LORAIN — When the new Lorain High School opens, Tatum Hall plans to attend.

“Both of my brothers are and will be graduates from Lorain City Schools, and I’m proud to continue the tradition at the new Lorain High School,” Tatum, an Admiral King Elementary School fifth-grader, said at Wednesday’s groundbreaking for the school.

Tatum — who urged the audience of about 75 people to vote for the Issue 39 school levy — was among the dignitaries praising the $73 million new school expected to open in August 2016. High school sophomores, juniors and seniors are attending the former Southview High School until the new school opens, and freshmen are attending the nearby former Southview Middle School.

The approximately 315,000-square-foot new school at 2600 Ashland Ave. is projected to house about 1,900 students. It will include a three-floor academic wing, an 800-seat auditorium, a career tech center and a gymnasium. The school is the last in a 14-building project — with 10 elementary schools and three middle schools — approved by voters in 2001.

“It’s been not necessarily easy, but it’s been well worth it,” Superintendent Tom Tucker said of the project, which he said has been on schedule and under budget. “This facility is truly going to be a community learning center.”

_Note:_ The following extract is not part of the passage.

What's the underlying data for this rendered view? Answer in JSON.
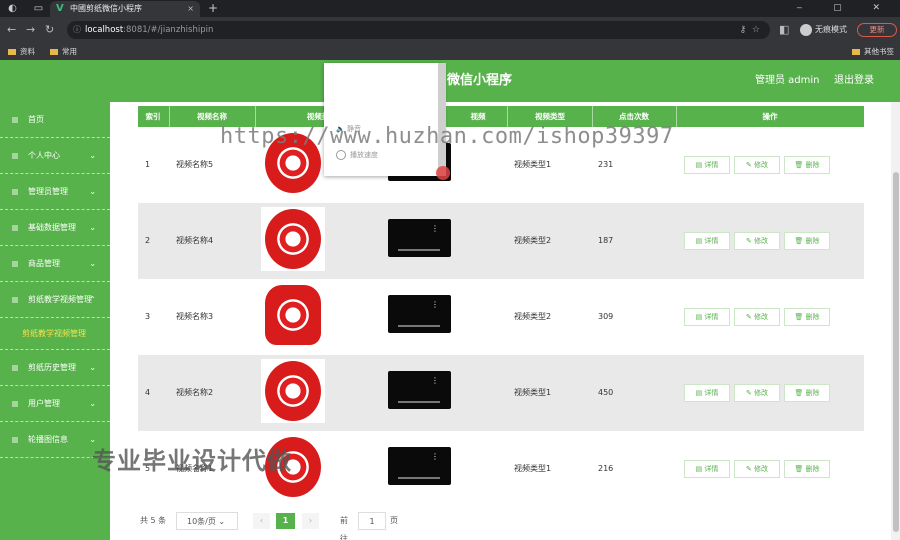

Proponents hope the school will anchor student recruitment and retention in the nearly destitute school district likely to be taken over by the state in the spring. Depopulation and competition from charter schools has resulted in enrollment declining by about 3,000 students over the last decade. Each student lost costs the district about $5,700 in state taxpayer money annually.

Mayor Chase Ritenauer praised those involved in the project, which he said had taken “twists and turns.” Ritenauer said a state-of-the-art high school is “integral” in overcoming challenges faced by the cash-strapped district and a city dealing with a budget shortfall and high unemployment.

“Today marks the beginning of a project that will showcase an investment in Lorain education for decades to come,” he said. “A new high school in no way diminishes the work left to do or the need for continued support for the community, but what it does is it catapults Lorain’s high school into the upper echelon regionally and statewide.”

The school replaces the former Admiral King High School, which opened in 1961 and was renamed Lorain High School in 2010 as part of the merger with Southview. Some of the speakers and audience attended the former Admiral King, which is scheduled to be demolished in December.

They included David Arredondo, Lorain County Republican Party vice chairman, who represented state Sen. Gayle Manning, R-North Ridgeville, at the ceremony. While pleased about the new school, Arredondo said he was sad to see Admiral King go.

“The memories that Admiral King produced for us, Southview as well and Lorain High School, will stay with us forever,” he said.